I would definitely let DSS finish his A levels in his private school. I'm not very pro private schools because my children got top grades at GCSE/A levels and went to top unis from state schools alongside private school students with the same grades. However, I think to move him now could be a massive upheaval. Also, with this in mind I would put your child in a state school as if you are renting you really cannot afford to privately educate your children. This is just my opinion though.

Tier500 · 19/01/2021 16:05

@Magda72 a court order for private school fees is obviously something decided & agreed to by both parents as it's not a basic necessity. Therefore I would imagine that dm & dh either decided that at some point she would contribute, OR, that the dh would shoulder the whole lot

A court order is made by the court, not the parents (obviously). It can be done by consent but the likelihood is that the court ordered the father to pay to maintain the status quo (ie the son was already in private school and the father was ordered to pay on the basis of his financial situation). The court decided that the mother didn’t have to contribute - most likely because she was a SAHM with no income or because her ex husband’s income was many times her own. It sounds like she’s still a SAHM, which the OP resents. There is no basis for condemning the ex wife for not contributing when the court didn’t ask her to and there’s no suggestion from the OP that they’ve even discussed her contributing now.

funinthesun19 · 19/01/2021 16:06

Maybe OP should get off her arse if she wants her DC in private school.

BUT the same could be said for the ex too if she wants HER dc in private school. Why shouldn’t work to provide for it in the new circumstances?

The op wouldn’t be able to fund it all by herself and her dh would have to budget for both. Then both mums pay their share for their own children. If the op works it won’t be enough to get her child in to private school and will do nothing more than make it easier for her husband to pay for DSS to go to private school/uni.

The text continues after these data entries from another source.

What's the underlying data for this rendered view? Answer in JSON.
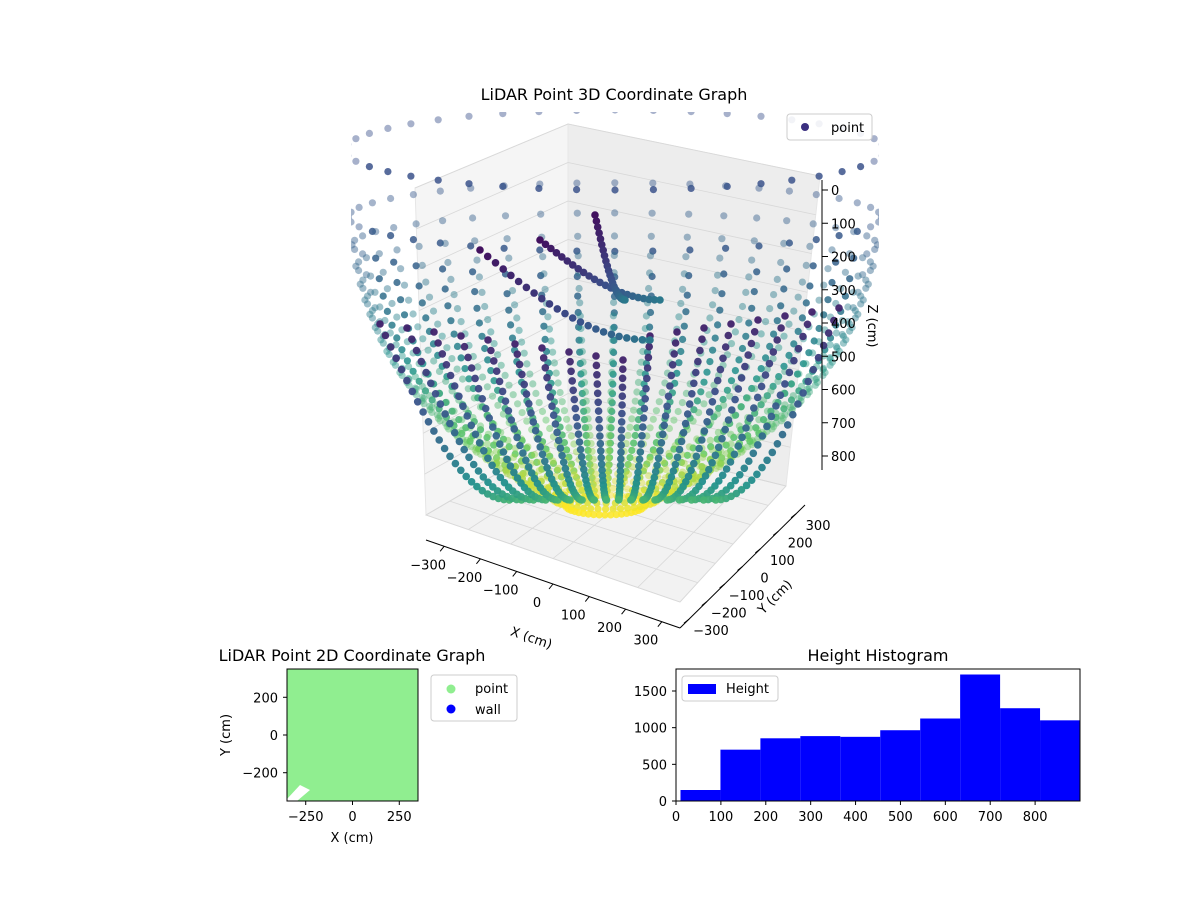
{
  "chart_data": [
    {
      "type": "scatter",
      "title": "LiDAR Point 3D Coordinate Graph",
      "xlabel": "X (cm)",
      "ylabel": "Y (cm)",
      "zlabel": "Z (cm)",
      "x_ticks": [
        "−300",
        "−200",
        "−100",
        "0",
        "100",
        "200",
        "300"
      ],
      "y_ticks": [
        "−300",
        "−200",
        "−100",
        "0",
        "100",
        "200",
        "300"
      ],
      "z_ticks": [
        "0",
        "100",
        "200",
        "300",
        "400",
        "500",
        "600",
        "700",
        "800"
      ],
      "xlim": [
        -350,
        350
      ],
      "ylim": [
        -350,
        350
      ],
      "zlim": [
        0,
        890
      ],
      "z_inverted": true,
      "colormap": "viridis",
      "legend": [
        {
          "label": "point",
          "color": "#3b2f80"
        }
      ],
      "legend_position": "top-right",
      "grid": true
    },
    {
      "type": "scatter",
      "title": "LiDAR Point 2D Coordinate Graph",
      "xlabel": "X (cm)",
      "ylabel": "Y (cm)",
      "x_ticks": [
        "−250",
        "0",
        "250"
      ],
      "y_ticks": [
        "200",
        "0",
        "−200"
      ],
      "xlim": [
        -350,
        350
      ],
      "ylim": [
        -350,
        350
      ],
      "legend": [
        {
          "label": "point",
          "color": "#90ee90"
        },
        {
          "label": "wall",
          "color": "#0000ff"
        }
      ],
      "legend_position": "outside right",
      "fill_color": "#90ee90"
    },
    {
      "type": "bar",
      "title": "Height Histogram",
      "legend": [
        {
          "label": "Height",
          "color": "#0000ff"
        }
      ],
      "legend_position": "top-left",
      "bar_color": "#0000ff",
      "bin_edges": [
        10,
        99,
        188,
        277,
        366,
        455,
        544,
        633,
        722,
        811,
        900
      ],
      "values": [
        150,
        700,
        855,
        885,
        875,
        965,
        1125,
        1725,
        1265,
        1100
      ],
      "xlim": [
        0,
        900
      ],
      "ylim": [
        0,
        1800
      ],
      "x_ticks": [
        "0",
        "100",
        "200",
        "300",
        "400",
        "500",
        "600",
        "700",
        "800"
      ],
      "y_ticks": [
        "0",
        "500",
        "1000",
        "1500"
      ]
    }
  ]
}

So yeah, they ex should get off her arse because it will end up being the op paying for it instead. And that’s not fair is it?

funinthesun19 · 19/01/2021 16:07

*Why shouldn’t the ex pay for it in the new circumstances?

funinthesun19 · 19/01/2021 16:08

So yeah, they ex should get off her arse because it will end up being the op paying for it instead. And that’s not fair is it?

And by “it”, I mean the DSS’s education. Ex should be paying for it so the op won’t end up doing.

BringPizza · 19/01/2021 16:10

Funinthesun19 i think i said further upstream about the mum getting a job, too, though there is the sticky matter of the court order. It's all a bit Dickensian both the mothers sitting idly by while the man is supposed to provide everything. Though I'm sure we'll get a drip feed sob story soon.